Toegangs- en positioneringstechnieken met lijnen worden alleen gebruikt onder omstandigheden waarin uit de risico-inventarisatie en -evaluatie, bedoeld in artikel 5 van de wet, blijkt dat het werk veilig kan worden uitgevoerd en waarin het gebruik van andere, veiliger arbeidsmiddelen redelijkerwijs niet mogelijk is.
4.
In het geval, bedoeld in het derde lid, wordt, rekening houdend met de risico-inventarisatie en -evaluatie, bedoeld in artikel 5 van de wet, en met de duur van de werkzaamheden en met de ergonomische vereisten, voorzien in een zitje met geschikte toebehoren.
5.
Afhankelijk van het te gebruiken arbeidsmiddel worden ter minimalisering van de aan dit arbeidsmiddel verbonden risico's voor de werknemers, de nodige maatregelen genomen.
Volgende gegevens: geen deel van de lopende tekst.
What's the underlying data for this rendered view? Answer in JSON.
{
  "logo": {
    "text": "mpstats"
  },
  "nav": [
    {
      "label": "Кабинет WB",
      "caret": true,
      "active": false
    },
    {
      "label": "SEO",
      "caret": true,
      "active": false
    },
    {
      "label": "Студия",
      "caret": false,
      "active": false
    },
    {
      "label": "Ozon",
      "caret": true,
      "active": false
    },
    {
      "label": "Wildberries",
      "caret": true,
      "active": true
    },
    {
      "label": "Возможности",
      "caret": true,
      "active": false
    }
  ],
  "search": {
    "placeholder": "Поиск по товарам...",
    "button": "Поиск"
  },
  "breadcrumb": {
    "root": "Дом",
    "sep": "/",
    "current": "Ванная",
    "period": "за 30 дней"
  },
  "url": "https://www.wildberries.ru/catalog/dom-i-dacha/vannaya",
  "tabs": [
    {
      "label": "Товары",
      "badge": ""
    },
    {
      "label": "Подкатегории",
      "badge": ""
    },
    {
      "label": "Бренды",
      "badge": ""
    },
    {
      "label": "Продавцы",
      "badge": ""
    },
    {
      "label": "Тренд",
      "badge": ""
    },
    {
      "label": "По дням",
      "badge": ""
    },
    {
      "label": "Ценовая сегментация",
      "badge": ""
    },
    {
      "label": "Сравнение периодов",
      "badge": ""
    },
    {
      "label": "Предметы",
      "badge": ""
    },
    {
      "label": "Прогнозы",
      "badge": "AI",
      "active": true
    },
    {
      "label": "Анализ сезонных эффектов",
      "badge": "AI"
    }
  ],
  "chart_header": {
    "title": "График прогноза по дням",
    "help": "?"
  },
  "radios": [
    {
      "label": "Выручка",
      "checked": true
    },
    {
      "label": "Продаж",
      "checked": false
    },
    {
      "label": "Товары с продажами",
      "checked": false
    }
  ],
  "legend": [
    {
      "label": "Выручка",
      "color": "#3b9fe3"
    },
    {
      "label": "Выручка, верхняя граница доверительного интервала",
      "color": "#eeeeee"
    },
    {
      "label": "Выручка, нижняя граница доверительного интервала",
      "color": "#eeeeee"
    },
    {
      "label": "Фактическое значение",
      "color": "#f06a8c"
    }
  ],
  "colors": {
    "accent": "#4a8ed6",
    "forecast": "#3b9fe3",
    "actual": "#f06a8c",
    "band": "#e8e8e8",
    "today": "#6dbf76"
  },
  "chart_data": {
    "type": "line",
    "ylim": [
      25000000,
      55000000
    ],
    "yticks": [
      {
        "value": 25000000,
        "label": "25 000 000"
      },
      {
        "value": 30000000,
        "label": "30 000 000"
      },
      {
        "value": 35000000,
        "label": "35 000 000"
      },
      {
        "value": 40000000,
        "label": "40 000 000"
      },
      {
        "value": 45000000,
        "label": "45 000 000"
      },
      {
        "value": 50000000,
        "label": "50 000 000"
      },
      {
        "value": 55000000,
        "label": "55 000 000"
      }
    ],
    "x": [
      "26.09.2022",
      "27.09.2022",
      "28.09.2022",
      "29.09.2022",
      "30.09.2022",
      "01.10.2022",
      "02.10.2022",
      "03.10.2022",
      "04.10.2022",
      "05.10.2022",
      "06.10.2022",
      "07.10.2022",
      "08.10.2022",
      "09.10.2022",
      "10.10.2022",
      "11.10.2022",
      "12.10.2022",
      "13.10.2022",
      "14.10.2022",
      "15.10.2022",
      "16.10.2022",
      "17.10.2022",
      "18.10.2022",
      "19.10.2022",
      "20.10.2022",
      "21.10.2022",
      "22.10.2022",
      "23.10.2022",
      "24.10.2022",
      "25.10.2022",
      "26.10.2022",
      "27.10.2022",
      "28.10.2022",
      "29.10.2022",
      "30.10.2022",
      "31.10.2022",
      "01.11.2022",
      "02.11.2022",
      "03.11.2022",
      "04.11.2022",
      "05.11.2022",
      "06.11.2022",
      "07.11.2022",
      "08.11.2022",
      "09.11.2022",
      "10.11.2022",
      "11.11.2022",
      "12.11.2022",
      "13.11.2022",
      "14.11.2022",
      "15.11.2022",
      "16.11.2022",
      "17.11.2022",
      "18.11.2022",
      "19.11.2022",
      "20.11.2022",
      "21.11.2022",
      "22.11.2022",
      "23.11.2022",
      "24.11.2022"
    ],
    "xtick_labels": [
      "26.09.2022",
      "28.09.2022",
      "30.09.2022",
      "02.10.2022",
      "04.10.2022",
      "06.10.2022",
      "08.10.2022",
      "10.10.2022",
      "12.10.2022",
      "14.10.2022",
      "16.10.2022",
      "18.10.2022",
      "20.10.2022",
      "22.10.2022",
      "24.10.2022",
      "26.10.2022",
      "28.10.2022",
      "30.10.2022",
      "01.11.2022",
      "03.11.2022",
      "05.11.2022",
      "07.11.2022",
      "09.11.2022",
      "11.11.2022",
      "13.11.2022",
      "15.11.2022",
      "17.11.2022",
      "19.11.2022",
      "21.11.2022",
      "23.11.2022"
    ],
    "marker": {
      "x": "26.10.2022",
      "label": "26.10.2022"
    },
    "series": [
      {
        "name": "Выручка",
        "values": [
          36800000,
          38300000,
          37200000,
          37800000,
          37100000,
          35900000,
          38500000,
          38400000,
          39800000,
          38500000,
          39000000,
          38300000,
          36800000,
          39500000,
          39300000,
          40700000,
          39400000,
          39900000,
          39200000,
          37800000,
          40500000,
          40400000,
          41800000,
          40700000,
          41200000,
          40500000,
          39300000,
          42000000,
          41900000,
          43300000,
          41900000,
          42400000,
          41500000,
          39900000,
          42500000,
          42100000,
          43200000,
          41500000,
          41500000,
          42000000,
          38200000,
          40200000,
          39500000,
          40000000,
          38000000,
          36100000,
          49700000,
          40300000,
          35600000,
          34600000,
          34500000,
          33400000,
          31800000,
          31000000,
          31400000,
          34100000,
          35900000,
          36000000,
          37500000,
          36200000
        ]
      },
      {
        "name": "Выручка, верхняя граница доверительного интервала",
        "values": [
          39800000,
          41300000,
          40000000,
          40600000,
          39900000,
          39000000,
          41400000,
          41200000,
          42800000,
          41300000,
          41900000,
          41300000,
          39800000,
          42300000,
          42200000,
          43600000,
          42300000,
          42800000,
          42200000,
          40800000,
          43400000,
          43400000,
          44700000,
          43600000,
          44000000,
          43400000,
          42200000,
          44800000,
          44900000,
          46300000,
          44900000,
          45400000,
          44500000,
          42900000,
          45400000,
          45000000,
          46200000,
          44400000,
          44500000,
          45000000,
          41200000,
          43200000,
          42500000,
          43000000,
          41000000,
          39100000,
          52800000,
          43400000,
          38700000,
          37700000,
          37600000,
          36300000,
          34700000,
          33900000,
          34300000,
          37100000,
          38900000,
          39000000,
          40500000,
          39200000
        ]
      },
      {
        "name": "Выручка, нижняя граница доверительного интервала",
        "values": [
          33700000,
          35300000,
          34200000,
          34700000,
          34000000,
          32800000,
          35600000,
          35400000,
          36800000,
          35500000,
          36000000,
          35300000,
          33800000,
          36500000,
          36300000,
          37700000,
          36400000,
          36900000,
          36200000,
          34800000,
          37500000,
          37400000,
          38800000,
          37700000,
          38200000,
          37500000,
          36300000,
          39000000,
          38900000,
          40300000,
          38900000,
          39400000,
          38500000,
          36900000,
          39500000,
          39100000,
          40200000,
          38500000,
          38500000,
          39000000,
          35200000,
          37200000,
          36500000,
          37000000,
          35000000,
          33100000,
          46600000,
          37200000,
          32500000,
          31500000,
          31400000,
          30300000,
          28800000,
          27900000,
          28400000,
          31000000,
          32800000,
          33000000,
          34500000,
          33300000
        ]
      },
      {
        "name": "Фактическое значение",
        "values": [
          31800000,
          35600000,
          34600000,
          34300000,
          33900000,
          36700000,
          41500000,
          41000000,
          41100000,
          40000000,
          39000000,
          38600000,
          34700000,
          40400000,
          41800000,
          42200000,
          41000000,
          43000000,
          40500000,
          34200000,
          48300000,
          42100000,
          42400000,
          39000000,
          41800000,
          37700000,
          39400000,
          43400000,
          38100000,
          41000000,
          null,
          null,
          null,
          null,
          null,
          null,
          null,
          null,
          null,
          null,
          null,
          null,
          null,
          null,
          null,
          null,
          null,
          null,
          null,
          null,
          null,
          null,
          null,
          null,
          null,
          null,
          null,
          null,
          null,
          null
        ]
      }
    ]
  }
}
Zo nodig worden valbeveiligingen aangebracht.
6.
De valbeveiligingen zijn van een zodanige configuratie en sterkte dat vallen van hoogte wordt voorkomen of dat een eventuele val wordt gestopt, zodanig dat letsel bij de werknemers zoveel mogelijk wordt voorkomen.
7.
De collectieve valbeveiligingen worden alleen onderbroken daar waar zich een toegang tot een ladder of trap bevindt.
8.
Wanneer de uitvoering van werkzaamheden vereist dat een collectieve valbeveiliging tijdelijk wordt verwijderd, wordt gezorgd voor doeltreffende, vervangende veiligheidsvoorzieningen.
9.
De werkzaamheden, bedoeld in het achtste lid, worden niet uitgevoerd zolang deze vervangende voorzieningen niet zijn getroffen.
10.
Na de definitieve of tijdelijke beëindiging van de werkzaamheden, bedoeld in het achtste lid, worden de collectieve valbeveiligingen weer aangebracht.
11.
Tijdelijke werkzaamheden op hoogte worden slechts uitgevoerd wanneer de weersomstandigheden de veiligheid en gezondheid van de werknemers niet in gevaar brengen.